KR20190063662A - Isolation method of lactic acid - Google Patents

Abstract

The present invention relates to a method for separating lactic acid, capable of obtaining lactic acid with high purity, which comprises: a step (a) of recovering a lactic acid salt in a crystal; a step (b) of obtaining an alkyl lactic acid salt; a step (c) of hydrolyzing the alkyl lactic acid salt; and a step (d) of recovering lactic acid.

Description

{ISOLATION METHOD OF LACTIC ACID}

The present invention relates to a method for separating lactic acid from an organic acid salt solution containing a lactate.

Lactic acid has been widely used in various industries such as foods, medicines, and cosmetics. Recently, it has been used as a monomer of polylactic acid, and its demand has been greatly increased.

The production method of lactic acid can be classified into chemical synthesis and biological fermentation using carbohydrate as a substrate. Generally, the production of lactic acid by microbial fermentation is carried out while maintaining an optimum pH for microbial fermentation by adding an alkaline substance, for example, calcium hydroxide, or the like to the culture liquid. In the fermentation of microorganisms for the production of lactic acid, an unnecessary acidic substance, organic acid, may occur in addition to lactic acid as a target. These organic acids are present in the culture medium by an alkaline substance added for cultivation, for example, as an organic acid salt, for example, lactate, succinate, acetate and the like. In order to use lactic acid as a monomer for plastics, it is necessary to remove the organic acid salt as described above. To this end, after the completion of the cultivation, the organic acid salt is converted into the organic acid by adding an acidic substance such as sulfuric acid. At this time, the unnecessary organic acid can also be converted. Therefore, lactic acid fermentation broth obtained by microbial fermentation contains impurities such as organic acids other than lactic acid and its salts, proteins and amino acids, and it is necessary to remove such impurities when lactic acid is used as a monomer for plastics.

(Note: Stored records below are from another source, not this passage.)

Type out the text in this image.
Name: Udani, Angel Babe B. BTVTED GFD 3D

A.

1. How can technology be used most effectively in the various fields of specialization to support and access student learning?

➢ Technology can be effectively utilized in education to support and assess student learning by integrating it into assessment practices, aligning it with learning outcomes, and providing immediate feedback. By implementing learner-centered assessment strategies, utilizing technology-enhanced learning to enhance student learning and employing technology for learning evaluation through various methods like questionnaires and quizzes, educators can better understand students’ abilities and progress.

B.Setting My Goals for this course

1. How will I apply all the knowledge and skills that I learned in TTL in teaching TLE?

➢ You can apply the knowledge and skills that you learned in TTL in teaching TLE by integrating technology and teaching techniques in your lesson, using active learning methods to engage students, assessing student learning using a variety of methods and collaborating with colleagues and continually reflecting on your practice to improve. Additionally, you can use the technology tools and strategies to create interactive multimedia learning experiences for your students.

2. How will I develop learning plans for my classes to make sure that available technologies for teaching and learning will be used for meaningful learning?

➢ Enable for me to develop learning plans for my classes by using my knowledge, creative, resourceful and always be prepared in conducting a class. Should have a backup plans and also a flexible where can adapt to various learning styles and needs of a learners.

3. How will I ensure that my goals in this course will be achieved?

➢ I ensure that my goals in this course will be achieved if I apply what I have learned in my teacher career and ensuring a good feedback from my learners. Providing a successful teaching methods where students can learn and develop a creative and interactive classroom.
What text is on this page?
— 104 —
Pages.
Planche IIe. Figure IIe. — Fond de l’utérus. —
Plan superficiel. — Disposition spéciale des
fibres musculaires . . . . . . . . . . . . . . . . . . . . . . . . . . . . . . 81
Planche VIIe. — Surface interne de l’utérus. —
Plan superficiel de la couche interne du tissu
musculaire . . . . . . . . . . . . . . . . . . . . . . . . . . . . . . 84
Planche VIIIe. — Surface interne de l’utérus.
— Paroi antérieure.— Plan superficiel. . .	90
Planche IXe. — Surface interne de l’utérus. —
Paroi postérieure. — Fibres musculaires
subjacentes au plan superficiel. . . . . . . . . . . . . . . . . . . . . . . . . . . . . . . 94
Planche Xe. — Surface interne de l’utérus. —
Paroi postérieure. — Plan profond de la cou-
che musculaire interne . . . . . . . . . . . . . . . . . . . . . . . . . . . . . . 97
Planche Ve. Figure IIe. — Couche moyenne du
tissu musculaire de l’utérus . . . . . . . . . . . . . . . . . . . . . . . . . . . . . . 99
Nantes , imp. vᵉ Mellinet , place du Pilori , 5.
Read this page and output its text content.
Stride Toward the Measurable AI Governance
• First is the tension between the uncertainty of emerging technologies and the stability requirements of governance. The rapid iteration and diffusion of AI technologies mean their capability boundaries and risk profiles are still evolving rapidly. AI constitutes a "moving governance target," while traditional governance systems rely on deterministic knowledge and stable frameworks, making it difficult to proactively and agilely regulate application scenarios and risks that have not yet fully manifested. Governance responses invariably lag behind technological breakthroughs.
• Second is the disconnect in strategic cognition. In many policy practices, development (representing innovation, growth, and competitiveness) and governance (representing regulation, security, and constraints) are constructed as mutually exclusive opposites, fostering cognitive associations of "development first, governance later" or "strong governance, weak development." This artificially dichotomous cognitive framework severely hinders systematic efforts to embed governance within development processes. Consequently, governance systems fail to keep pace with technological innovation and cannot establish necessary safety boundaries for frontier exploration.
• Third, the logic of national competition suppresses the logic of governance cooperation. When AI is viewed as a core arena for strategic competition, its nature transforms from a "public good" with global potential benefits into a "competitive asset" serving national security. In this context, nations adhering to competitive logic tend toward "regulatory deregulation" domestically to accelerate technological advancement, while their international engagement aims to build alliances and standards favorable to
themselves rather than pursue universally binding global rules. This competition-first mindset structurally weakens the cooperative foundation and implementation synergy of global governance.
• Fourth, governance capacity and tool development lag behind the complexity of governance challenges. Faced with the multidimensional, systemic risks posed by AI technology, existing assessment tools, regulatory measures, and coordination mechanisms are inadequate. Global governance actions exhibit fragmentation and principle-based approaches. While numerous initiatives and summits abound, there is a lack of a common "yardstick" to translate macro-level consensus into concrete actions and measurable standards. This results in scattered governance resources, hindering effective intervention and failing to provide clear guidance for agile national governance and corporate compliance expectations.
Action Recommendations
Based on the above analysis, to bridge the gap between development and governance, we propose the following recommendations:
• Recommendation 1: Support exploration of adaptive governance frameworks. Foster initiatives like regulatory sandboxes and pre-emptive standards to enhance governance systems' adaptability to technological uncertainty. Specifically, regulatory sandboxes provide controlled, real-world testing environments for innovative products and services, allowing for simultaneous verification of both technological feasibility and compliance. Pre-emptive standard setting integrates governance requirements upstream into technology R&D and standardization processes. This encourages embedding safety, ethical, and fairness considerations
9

With regard to production of lactic acid, Korean Patent No. 10-1198866 relates to a method for recovering an alkyl lactate and lactic acid from a fermentation broth of lactic acid, comprising the steps of preparing a raw material liquid containing lactic acid or ammonium lactate, Removing the water and precipitating and removing the ammonium salt by sequentially adding alcohol and an acid solution to the raw material liquid from which the water has been removed, preparing an alkyllactate by esterification from the mixture, and separating the alkyllactate by separating the alkyllactate And recovering the lactic acid by hydrolyzing the alkyl lactate recovered by the recovering method. However, the method of the patent fails to disclose the separation of organic acid salts other than the ammonium lactate contained in the raw material liquid, and thus it is impossible to suggest a method of separating alkyl lactate and lactic acid with high purity in the presence of other impurities. In addition, PCT Laid-Open Publication No. 2015/152127 discloses a process for recovering lactic acid crystals through crystallization and using the mother liquor fed into the crystallization process as a lactic acid solution recovered on the vapor side through distillation. However, such a method requires a multistage distillation process for the recovery of lactic acid, so that not only a large amount of energy can be consumed for the operation but also the polymerization of lactic acid can take place during the recovery of lactic acid by the multistage distillation process, Due to the oligomer, it is not easy to supply high-purity lactic acid for the production of plastic monomers.

Therefore, there is a need for a method for efficiently removing lactic acid salts other than the lactic acid salt contained in the fermentation broth when lactic acid is produced for the production of plastic monomers.

Korean Patent No. 10-1198866 (2012.11.07) WO 2015152127 (Oct. 20, 2015)

An object of the present invention is to provide a method for separating lactic acid from an organic acid salt containing lactic acid and recovering lactic acid with high yield.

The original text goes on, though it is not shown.